Here are several ways to add more dimensions to a feature space:
1. Creating Interaction Features
This involves combining two or more existing features to create a new, more informative feature. This can help a model capture relationships that a simple linear model might miss.
Multiplication: Multiplying two features to capture their combined effect. For example, in a housing price dataset, you might create a new feature for Area by multiplying Length and Width. A new dimension could be price_per_sq_ft.
Ratios: Dividing one feature by another. For example, Price per Square Foot could be a new feature.
Polynomial Features: Raising existing features to a power (e.g., Age², Weight³). This is a powerful technique for capturing non-linear relationships. A model might not learn that Age has a non-linear relationship with a target variable, but providing Age² as a new dimension can help it discover this.
2. Using Domain Knowledge
A developer's understanding of the data's subject matter can be a powerful source for creating new, useful features.
Time-based Features: For time-series data, you can create new dimensions like Day of the Week, Month, Is it a Holiday?, or Time of Day. You could also create lag features, where the value of a variable at a previous time step becomes a new dimension.
Aggregation: If you have multiple records for a single entity (e.g., a customer's purchase history), you can aggregate them to create new dimensions like Average Monthly Spend or Total Number of Transactions.
3. Feature Encoding
This is often used to convert non-numerical data into a numerical format, which can dramatically increase the number of dimensions.
One-Hot Encoding: A common technique for categorical features.
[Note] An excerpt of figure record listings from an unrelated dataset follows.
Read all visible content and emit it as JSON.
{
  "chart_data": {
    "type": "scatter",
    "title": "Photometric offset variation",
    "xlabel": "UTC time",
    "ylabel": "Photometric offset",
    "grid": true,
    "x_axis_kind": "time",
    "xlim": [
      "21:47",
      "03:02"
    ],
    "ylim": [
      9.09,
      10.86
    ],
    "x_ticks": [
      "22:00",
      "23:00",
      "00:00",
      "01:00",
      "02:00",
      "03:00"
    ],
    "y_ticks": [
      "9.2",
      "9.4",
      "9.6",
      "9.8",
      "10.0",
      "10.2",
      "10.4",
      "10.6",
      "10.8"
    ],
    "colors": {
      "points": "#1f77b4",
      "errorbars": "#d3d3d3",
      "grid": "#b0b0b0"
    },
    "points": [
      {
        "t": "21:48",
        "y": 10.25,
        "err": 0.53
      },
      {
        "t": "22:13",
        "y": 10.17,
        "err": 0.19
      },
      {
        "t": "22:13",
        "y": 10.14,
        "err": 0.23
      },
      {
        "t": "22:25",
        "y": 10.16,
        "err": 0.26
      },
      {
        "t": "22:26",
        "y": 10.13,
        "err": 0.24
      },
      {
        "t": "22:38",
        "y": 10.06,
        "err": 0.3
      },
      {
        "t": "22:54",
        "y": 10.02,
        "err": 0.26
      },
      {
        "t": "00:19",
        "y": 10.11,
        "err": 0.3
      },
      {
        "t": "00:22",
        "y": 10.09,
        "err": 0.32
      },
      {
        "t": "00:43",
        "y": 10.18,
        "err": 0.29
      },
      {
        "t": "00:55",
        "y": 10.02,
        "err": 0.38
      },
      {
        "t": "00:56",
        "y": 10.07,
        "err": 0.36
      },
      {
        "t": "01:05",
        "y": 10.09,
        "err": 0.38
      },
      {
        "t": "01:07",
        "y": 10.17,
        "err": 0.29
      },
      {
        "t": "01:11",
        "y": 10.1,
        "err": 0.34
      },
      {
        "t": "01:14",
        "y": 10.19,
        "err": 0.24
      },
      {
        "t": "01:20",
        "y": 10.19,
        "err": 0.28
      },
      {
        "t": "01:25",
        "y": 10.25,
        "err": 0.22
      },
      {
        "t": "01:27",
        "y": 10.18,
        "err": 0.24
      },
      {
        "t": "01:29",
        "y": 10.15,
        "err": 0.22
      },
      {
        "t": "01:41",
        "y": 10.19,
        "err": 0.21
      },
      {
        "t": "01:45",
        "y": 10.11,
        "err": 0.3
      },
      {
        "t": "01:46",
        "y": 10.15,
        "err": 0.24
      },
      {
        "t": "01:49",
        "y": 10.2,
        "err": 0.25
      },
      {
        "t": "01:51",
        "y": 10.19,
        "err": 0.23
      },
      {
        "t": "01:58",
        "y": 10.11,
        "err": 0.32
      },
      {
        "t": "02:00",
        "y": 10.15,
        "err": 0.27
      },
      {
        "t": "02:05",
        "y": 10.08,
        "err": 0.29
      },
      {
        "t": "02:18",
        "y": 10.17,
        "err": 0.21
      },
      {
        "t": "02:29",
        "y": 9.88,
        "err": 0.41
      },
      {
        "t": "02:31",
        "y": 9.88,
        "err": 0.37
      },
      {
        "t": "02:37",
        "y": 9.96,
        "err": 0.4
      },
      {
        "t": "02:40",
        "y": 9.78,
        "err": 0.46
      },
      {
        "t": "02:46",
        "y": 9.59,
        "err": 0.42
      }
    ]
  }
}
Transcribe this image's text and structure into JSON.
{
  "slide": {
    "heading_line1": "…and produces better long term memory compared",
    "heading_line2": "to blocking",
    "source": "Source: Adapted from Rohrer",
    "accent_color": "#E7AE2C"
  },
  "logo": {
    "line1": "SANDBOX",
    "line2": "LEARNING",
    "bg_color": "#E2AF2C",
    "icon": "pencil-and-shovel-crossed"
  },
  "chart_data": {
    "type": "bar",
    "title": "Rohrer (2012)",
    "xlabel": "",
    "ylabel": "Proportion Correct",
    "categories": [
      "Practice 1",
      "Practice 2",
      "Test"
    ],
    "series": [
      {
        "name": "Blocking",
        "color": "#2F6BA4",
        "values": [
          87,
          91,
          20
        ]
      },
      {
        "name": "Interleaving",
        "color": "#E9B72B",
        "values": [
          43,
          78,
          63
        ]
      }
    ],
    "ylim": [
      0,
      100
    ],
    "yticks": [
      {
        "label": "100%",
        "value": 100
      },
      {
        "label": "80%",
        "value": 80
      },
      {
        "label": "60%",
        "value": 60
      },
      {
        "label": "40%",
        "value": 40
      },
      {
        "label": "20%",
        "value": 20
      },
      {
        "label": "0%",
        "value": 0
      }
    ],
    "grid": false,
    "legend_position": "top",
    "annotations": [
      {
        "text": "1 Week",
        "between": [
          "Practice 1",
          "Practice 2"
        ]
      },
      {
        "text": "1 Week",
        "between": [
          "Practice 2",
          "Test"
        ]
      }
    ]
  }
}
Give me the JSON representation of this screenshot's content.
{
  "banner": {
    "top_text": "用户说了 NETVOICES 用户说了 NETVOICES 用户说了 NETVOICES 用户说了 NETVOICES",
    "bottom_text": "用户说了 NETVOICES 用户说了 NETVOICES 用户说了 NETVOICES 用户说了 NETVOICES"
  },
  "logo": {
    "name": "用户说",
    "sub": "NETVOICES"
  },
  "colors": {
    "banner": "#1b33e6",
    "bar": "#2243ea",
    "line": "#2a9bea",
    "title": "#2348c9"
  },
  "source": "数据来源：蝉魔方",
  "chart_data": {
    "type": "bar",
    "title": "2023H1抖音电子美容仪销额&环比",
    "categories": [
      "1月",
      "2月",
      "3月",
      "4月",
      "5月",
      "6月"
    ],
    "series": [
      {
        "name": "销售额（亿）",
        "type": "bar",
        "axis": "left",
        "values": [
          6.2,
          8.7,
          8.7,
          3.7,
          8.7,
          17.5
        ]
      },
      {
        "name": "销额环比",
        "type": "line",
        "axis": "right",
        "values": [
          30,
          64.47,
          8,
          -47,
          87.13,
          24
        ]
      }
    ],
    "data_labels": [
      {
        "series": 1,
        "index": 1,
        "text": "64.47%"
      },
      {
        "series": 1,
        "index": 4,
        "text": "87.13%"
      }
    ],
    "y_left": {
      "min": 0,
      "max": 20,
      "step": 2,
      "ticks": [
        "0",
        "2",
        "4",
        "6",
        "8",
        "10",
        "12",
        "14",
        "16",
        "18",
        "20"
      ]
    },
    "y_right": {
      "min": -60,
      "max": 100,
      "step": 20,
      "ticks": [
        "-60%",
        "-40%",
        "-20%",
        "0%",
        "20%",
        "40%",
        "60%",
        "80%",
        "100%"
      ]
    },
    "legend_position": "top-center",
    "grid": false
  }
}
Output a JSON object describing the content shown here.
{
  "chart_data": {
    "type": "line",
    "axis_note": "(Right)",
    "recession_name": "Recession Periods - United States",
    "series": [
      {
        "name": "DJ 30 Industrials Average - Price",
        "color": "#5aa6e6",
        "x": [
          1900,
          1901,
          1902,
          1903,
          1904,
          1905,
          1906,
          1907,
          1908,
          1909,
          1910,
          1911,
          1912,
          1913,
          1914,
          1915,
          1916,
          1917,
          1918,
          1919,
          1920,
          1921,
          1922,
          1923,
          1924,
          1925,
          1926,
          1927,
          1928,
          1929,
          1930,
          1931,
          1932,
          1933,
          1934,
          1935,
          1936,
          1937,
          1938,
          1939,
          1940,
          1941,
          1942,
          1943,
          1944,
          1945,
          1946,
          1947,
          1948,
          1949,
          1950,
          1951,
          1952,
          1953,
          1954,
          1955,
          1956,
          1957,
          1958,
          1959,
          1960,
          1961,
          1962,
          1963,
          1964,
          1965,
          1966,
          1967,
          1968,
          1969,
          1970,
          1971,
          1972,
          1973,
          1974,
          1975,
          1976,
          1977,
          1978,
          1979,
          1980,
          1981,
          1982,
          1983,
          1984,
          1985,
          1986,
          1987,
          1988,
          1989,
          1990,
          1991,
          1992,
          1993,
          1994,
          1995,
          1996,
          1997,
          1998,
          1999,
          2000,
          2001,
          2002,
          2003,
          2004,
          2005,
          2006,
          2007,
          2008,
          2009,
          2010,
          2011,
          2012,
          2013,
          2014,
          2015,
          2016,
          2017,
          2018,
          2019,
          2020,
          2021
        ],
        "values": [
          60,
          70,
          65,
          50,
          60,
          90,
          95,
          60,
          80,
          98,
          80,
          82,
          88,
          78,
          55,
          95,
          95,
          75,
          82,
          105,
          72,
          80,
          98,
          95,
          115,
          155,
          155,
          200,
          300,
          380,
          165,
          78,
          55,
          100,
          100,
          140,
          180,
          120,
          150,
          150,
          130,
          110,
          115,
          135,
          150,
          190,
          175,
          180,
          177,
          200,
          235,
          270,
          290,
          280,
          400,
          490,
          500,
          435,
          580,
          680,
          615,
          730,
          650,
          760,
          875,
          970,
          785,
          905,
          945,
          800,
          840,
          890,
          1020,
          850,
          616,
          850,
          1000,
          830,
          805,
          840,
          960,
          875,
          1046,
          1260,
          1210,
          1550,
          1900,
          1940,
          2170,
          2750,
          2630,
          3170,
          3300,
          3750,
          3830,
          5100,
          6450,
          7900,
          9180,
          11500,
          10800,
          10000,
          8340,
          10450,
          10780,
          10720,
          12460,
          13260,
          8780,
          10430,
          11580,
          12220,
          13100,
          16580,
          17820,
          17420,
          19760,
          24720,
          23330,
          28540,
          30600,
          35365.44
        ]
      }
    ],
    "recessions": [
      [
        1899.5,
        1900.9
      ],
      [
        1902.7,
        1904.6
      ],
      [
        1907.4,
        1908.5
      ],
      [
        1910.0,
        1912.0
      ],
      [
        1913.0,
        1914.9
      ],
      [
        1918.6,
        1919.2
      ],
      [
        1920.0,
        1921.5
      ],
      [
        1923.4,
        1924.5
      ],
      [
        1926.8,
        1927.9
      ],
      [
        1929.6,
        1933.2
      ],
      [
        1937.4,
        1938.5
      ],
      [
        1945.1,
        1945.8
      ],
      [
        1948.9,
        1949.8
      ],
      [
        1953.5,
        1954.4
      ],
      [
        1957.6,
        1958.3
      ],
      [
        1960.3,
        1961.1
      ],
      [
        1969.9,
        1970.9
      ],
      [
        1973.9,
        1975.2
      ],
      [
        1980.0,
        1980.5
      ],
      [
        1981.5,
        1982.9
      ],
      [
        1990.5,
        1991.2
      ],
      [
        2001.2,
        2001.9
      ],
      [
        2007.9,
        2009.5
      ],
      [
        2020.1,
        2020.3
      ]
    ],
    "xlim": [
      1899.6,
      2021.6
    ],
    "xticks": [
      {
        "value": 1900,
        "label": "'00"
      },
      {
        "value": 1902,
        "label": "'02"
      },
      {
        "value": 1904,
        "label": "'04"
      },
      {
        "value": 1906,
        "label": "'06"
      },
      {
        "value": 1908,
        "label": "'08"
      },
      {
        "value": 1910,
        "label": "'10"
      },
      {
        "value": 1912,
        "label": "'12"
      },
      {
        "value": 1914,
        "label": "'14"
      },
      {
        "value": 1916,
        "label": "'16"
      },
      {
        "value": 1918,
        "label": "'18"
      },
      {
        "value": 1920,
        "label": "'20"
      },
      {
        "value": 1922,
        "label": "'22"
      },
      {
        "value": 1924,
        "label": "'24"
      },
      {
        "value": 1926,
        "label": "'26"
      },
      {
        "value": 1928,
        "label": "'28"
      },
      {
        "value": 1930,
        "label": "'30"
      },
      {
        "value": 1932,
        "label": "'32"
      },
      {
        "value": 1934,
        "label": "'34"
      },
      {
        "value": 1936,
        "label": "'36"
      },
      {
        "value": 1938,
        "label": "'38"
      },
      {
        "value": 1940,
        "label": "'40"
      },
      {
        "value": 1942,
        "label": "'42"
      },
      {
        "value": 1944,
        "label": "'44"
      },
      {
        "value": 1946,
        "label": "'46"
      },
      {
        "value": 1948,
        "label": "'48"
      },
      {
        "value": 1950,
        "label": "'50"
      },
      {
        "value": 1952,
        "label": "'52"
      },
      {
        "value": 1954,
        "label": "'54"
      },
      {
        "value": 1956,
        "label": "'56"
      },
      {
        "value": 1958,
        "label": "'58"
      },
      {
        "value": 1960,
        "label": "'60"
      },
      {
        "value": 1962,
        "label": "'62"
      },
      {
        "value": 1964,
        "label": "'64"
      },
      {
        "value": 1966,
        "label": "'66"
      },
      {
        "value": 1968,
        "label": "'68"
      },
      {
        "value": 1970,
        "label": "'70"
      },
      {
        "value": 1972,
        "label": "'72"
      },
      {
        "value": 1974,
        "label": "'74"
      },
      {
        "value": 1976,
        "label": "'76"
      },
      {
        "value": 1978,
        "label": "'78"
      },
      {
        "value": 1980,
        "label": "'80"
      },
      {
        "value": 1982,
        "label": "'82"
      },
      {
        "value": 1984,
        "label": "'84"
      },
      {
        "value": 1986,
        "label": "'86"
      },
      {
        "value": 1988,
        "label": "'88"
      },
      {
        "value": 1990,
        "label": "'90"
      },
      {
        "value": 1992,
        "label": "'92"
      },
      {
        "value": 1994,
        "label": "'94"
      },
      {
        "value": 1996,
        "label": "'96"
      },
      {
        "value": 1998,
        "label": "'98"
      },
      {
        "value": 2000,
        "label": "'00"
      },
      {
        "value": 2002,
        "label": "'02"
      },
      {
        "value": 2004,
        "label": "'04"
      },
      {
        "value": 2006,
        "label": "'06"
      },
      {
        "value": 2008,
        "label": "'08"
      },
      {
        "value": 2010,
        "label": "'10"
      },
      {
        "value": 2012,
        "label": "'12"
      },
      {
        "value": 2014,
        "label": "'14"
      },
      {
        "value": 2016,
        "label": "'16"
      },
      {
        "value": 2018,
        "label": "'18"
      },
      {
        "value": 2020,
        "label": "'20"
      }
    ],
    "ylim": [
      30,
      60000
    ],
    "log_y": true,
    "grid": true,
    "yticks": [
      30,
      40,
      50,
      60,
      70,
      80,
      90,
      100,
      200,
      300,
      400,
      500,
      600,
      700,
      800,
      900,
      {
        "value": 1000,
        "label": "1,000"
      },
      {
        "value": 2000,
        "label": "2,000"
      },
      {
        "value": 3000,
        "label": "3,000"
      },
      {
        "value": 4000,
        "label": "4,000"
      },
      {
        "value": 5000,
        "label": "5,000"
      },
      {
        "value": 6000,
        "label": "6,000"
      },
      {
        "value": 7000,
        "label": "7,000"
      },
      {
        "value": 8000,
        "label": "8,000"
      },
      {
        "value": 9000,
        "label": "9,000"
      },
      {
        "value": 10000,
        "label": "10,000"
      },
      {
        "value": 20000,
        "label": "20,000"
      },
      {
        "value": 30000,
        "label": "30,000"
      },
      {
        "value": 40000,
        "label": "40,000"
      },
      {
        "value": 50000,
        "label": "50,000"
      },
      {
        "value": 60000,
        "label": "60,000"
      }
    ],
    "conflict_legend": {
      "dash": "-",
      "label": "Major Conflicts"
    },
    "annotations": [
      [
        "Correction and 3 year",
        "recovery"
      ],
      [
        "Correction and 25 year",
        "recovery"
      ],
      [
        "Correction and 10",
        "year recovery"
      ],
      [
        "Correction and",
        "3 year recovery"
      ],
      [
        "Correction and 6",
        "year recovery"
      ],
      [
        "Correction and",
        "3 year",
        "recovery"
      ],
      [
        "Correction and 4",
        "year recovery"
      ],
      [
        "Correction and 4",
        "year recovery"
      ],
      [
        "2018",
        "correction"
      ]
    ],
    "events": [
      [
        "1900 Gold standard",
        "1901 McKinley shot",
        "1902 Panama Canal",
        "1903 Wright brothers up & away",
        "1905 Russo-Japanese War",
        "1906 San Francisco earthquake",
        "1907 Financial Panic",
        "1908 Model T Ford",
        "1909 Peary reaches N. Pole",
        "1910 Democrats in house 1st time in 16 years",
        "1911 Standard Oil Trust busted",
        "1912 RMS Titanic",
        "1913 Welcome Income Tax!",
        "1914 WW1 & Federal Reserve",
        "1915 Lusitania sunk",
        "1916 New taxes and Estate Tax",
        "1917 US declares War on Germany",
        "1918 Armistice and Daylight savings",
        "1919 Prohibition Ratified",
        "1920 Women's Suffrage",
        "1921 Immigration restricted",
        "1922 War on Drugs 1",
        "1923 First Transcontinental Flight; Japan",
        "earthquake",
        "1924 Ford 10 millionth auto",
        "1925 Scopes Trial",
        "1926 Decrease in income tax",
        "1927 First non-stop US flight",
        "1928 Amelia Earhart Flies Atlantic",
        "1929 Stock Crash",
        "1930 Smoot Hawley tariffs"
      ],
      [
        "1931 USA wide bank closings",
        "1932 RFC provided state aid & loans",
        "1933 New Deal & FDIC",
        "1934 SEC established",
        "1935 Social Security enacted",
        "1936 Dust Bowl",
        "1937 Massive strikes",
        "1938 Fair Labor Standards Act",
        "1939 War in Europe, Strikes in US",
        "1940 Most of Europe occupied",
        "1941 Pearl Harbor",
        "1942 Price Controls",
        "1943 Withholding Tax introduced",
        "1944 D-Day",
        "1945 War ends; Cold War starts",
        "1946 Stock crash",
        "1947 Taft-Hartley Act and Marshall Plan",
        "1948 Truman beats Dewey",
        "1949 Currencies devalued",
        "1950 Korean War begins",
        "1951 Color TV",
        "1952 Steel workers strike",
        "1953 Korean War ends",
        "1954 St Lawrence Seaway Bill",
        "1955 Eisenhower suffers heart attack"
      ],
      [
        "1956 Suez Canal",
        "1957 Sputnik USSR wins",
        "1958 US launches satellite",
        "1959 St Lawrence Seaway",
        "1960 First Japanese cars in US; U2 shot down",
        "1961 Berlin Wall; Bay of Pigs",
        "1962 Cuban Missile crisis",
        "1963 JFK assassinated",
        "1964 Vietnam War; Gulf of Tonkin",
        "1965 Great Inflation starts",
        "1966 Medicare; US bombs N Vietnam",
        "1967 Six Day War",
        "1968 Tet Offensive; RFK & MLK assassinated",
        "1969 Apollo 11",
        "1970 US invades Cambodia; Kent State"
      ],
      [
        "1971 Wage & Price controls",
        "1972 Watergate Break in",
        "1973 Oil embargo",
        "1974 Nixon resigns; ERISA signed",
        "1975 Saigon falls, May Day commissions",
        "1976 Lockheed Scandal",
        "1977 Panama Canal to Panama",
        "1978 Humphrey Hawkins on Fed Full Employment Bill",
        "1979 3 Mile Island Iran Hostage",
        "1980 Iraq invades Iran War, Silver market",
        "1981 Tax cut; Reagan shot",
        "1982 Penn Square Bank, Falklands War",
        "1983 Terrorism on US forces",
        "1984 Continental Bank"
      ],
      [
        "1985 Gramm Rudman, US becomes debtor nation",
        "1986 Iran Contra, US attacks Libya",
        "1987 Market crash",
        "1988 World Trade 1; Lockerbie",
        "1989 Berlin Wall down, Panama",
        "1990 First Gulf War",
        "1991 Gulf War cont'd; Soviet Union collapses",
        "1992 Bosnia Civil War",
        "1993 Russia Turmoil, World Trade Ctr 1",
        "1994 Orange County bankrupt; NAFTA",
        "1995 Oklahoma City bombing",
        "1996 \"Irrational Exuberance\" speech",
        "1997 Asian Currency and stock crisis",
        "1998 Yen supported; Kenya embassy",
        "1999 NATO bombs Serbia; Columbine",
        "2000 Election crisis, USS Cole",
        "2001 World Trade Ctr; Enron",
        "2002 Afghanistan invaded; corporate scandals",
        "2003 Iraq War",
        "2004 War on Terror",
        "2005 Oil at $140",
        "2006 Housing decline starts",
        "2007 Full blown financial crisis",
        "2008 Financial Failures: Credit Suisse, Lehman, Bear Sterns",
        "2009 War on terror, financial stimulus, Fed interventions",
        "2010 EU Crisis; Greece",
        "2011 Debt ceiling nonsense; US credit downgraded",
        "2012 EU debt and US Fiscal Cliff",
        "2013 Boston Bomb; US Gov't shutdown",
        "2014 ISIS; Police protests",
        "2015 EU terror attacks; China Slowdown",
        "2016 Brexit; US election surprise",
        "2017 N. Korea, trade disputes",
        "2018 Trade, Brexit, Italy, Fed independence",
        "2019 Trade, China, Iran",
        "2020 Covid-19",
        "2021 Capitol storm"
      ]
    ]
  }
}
If a feature like "City" has 50 unique values, you can create 50 new binary dimensions (columns), one for each city.
For each data point, the corresponding city's column will have a 1, and all others will have a 0. This is a classic way to increase dimensionality for a model that can only handle numerical inputs.
Word Embeddings: In natural language processing, you can transform words in a text document into dense vectors. These vectors can have hundreds of dimensions, and they represent the semantic meaning of the words.
4. Kernel Methods
This is a more abstract way to increase dimensionality, often used implicitly by algorithms like Support Vector Machines (SVMs).
The Kernel Trick: Kernel functions map data from a low-dimensional space to a much higher (sometimes infinite-dimensional) feature space. This is done to make the data linearly separable in the new space, even if it wasn't in the original space.
You do not explicitly create the new features; the kernel function handles the transformation, allowing the algorithm to work with the data as if it were in a higher dimension.
In all these cases, a developer is intentionally increasing the number of features (and thus the dimensionality of the feature space) to give a model more information or to represent the existing information in a way that is easier for the model to learn.